Die Masche beim Skimming (Abschöpfen) ist immer die gleiche, bei der technischen Umsetzung werden die Täter laut Wahl allerdings immer erfinderischer – wie etwa der Trick mit dem „Feuermelder“ in einer Bankfiliale zeigt: Eine kleine Kamera in dem Gerät unter der Decke zeichnete auf, wenn Kunden am Automaten ihre PIN-Zahl eintippten. Die persönlichen Daten auf der ec-Karte hatten die Kriminellen durch Manipulationen am Schlitz auch abgegriffen.

Nur zehn Sekunden brauchen die Täter nach Erfahrungen der Ermittler, um ihre Spähinstrumente anzubringen; neben Minikameras in verschiedener Verkleidung können das auch auf die eigentliche Tastatur gelegte täuschend echte Duplikate sein oder Aufsätze am Kartenschlitz. Auch mit Türöffnerattrappen lesen die Täter unbemerkt Karten aus.

Die durch Manipulationen an den Geldautomaten gewonnenen Daten überspielen die Kriminellen ins Ausland, dort werden sie auf sogenannte Blanko-Karten („White Plastics“) gespeist, um dann mit diesen Karten Geld abzuheben – deutsche Automaten erkennen in der Regel diese Fälschungen.
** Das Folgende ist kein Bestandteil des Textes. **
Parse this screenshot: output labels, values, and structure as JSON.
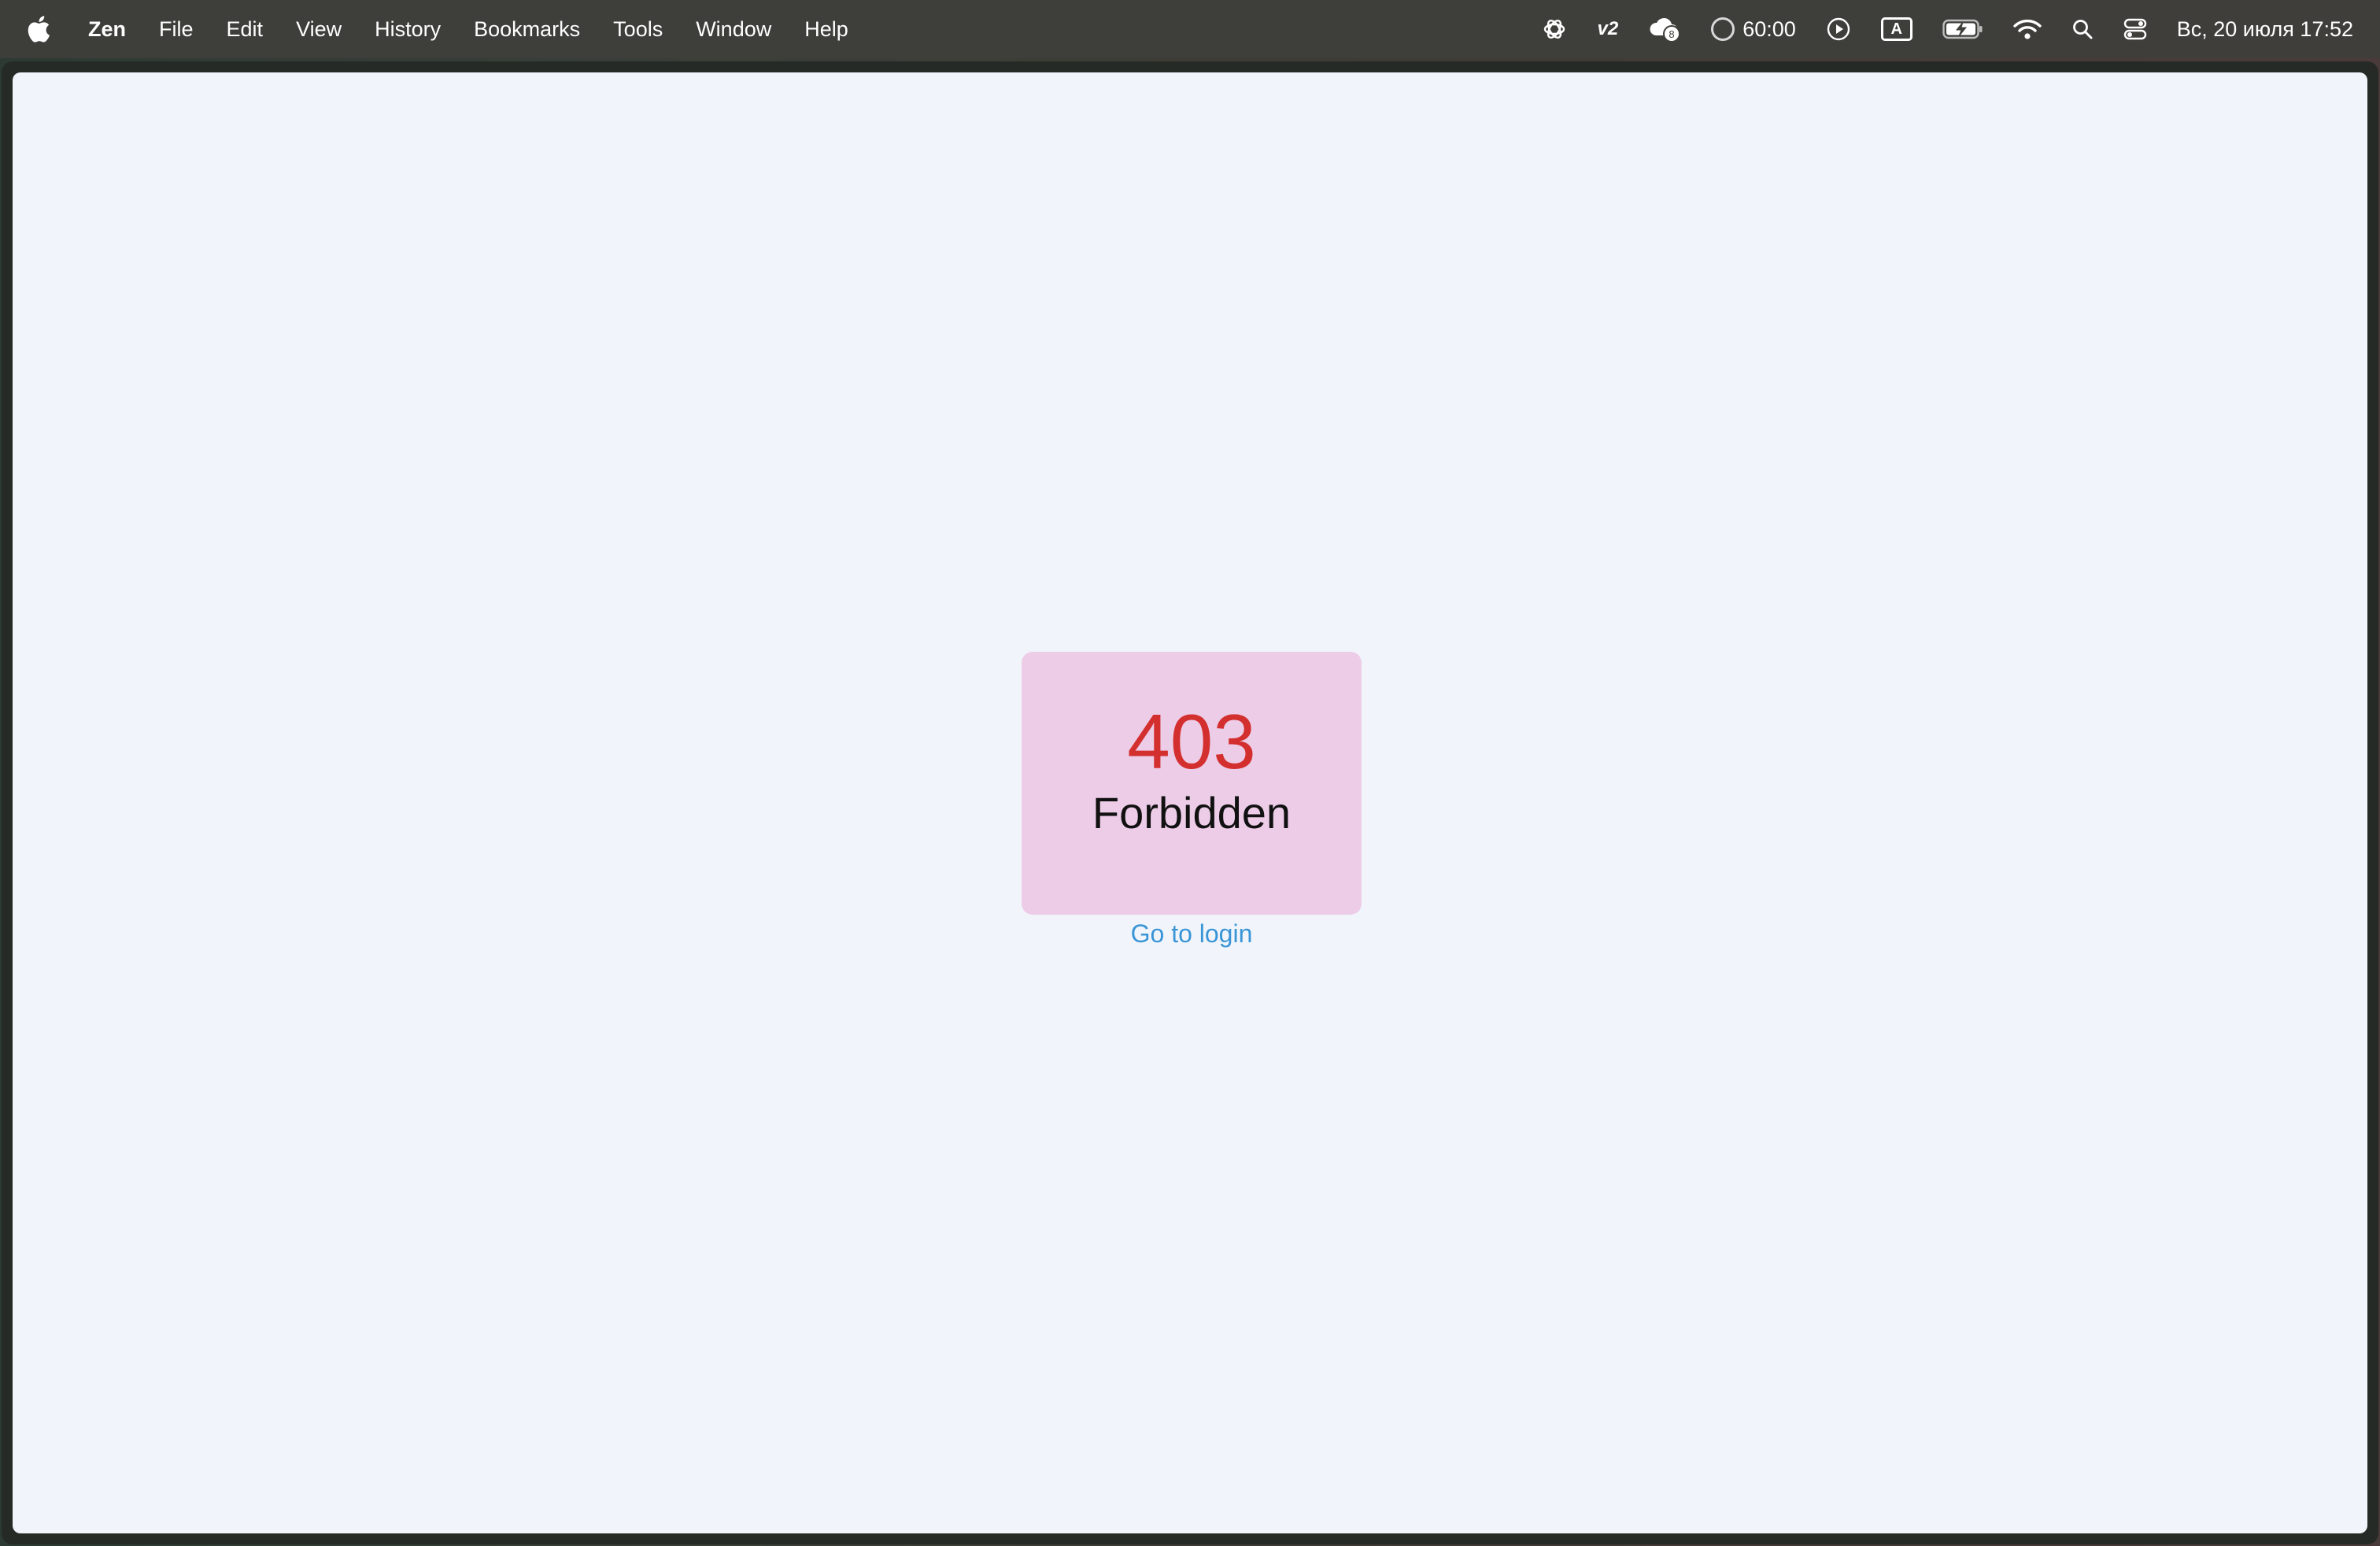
{
  "menubar": {
    "app_name": "Zen",
    "items": [
      "File",
      "Edit",
      "View",
      "History",
      "Bookmarks",
      "Tools",
      "Window",
      "Help"
    ],
    "tray": {
      "openai_icon": "openai-icon",
      "v2_label": "v2",
      "cloud_badge": "8",
      "timer": "60:00",
      "keyboard_layout": "A",
      "clock": "Вс, 20 июля  17:52"
    }
  },
  "page": {
    "error_code": "403",
    "error_text": "Forbidden",
    "link_label": "Go to login"
  },
  "colors": {
    "page_bg": "#f1f5fb",
    "card_bg": "#ecccE6",
    "code": "#d42f2f",
    "link": "#3a95d6"
  }
}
Erst beim Blick auf den Kontoauszug sieht der Kunde dann die Bescherung. „Und in der Zwischenzeit haben die Täter schon zahlreiche weitere Daten abgeschöpft“, sagte Wahl.

Die Bankkunden müssen jedoch nicht befürchten, auf dem Schaden sitzen zu bleiben. Anders als bei abhandengekommenen Karten haften die betroffenen Verbraucher für unbefugte Abbuchungen mit einem „Kartendoppel“ nicht direkt. Allerdings trügen letztlich alle Sparer über die Preise für das Girokonto den Schaden mit, der durch diese Betrügereien entstehe, sagte Frank-Christian Pauli, Bankreferent beim Bundesverband der Verbraucherzentralen. Er appellierte an die Banken, ihre Sicherheitssysteme – etwa bei der Entwicklung von Zahlungskarten – zu verbessern.